E per quanto non ci siano limiti ai possibili progetti e alla fantasia, il trend più gettonato dalle imprese sembra essere quello che prevede una maggioranza di lavoro da casa e una parte minore in ufficio, a contatto con gli altri.
Anche gli spazi potrebbero venire ridisegnati: sparirebbe il concetto di scrivania individuale e si moltiplicherebbero invece le sale per i meeting e le zone di coworking con aree condivise. Il che permetterebbe di ridurre le stanze occupate in una sede con conseguenti risparmi di energia elettrica e di riscaldamento.
Insomma, la presenza in ufficio sarebbe finalizzata alla socializzazione e agli scambi dal vivo.

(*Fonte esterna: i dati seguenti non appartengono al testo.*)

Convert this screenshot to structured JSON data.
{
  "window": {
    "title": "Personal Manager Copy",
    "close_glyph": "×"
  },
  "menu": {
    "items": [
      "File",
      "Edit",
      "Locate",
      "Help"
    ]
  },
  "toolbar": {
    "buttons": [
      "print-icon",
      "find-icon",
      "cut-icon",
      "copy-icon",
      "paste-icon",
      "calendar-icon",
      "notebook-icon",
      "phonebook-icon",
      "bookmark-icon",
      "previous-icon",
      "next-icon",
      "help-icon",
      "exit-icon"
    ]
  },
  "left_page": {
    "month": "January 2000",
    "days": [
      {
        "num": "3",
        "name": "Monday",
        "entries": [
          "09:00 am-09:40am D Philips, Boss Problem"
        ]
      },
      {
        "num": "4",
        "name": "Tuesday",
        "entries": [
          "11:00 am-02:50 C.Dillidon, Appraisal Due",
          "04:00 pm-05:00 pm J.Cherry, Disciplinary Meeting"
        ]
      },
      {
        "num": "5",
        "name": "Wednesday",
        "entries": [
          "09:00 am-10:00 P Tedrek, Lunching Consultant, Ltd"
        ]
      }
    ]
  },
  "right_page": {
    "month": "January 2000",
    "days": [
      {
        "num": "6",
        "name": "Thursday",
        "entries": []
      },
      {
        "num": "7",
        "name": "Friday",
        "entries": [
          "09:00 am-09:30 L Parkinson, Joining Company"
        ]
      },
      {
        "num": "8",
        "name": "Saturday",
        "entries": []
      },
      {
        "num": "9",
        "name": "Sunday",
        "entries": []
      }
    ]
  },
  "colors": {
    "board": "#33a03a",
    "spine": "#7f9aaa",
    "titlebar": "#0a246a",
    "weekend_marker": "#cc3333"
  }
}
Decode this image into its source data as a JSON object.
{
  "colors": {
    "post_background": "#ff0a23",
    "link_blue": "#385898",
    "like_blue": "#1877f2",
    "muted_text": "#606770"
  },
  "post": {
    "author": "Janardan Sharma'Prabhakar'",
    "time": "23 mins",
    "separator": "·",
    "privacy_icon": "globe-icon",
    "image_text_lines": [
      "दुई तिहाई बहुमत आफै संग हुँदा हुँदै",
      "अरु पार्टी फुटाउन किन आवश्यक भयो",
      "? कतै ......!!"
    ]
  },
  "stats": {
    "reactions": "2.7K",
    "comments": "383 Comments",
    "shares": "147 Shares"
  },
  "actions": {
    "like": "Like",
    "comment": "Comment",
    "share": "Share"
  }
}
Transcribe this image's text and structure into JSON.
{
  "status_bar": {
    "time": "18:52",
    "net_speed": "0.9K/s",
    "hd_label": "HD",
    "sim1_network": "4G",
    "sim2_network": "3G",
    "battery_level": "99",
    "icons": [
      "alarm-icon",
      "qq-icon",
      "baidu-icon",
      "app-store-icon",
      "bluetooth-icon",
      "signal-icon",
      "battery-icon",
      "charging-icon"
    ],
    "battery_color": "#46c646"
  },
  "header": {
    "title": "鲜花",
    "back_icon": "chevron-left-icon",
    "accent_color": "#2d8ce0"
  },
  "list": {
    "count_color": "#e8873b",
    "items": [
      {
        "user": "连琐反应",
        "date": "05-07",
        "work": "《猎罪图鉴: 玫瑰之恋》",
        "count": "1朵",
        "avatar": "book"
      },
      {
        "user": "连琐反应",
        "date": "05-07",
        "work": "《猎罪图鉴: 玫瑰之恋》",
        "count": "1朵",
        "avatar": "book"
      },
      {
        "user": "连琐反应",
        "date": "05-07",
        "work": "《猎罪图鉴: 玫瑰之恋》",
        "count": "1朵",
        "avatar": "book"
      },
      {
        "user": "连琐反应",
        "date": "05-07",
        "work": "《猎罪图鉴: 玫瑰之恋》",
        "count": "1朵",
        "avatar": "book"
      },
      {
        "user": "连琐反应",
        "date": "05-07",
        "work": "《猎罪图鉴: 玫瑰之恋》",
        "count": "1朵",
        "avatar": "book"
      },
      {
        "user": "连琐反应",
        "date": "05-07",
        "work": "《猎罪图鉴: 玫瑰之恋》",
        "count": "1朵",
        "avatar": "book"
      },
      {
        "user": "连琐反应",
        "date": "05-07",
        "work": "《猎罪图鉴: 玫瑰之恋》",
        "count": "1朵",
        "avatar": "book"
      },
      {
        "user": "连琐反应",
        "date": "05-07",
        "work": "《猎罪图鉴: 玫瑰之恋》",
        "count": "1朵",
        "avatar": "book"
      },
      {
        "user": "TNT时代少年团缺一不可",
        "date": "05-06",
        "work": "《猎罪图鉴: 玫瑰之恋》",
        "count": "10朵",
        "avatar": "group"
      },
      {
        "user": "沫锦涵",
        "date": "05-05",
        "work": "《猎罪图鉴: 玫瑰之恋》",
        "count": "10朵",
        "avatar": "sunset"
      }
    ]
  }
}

Una delle possibilità sarebbe quella di presenziare in azienda solo qualche ora al giorno e poi terminare la giornata altrove per i compiti individuali. Questo potrebbe andare bene a chi abita vicino alla sede, non certo a me che spendo un'ora e mezza ogni volta che vado a bollare il badge.

Ci sono ancora numerosi aspetti da definire e sicuramente le aziende dovranno raddrizzare il tiro strada facendo, ma una cosa è certa: nulla sarà più come prima, nemmeno l'urbanistica.

Se oggi molte persone si chiudono in un alloggio cittadino per essere vicini all'ufficio e minimizzare gli spostamenti, domani, sapendo di poter lavorare in maggior parte dal proprio balcone, più famiglie potrebbero scegliere una casa in campagna, nel verde, più lontana dallo smog.
Allo stesso modo ci sono aziende che hanno cambiato in corsa la location del loro quartier generale: se tutti lavorano da casa, non è necessario costruire un edificio grosso come un isolato per istituire una sede di rappresentanza.
Le ripercussioni pertanto potrebbero toccare molti più ambiti di quanti si possano immaginare di primo acchito. Certe professioni potrebbero essere ridimensionate (mi immagino la ditta che serve il pasto in mensa o quella che riempie i distributori automatici), ma potrebbe nascere l'esigenza di nuovi servizi. Di sicuro durante il lockdown i corrieri hanno corso parecchio e ancora continuano, perché se un lavoratore sa che sarà presente al momento della consegna, non avrà remore a ordinare ciò che gli serve (e anche ciò che non gli serve).
Insomma, è un mondo nuovo che deve essere ancora in gran parte pensato e costruito.
La speranza è che vengano create più opportunità per tutti.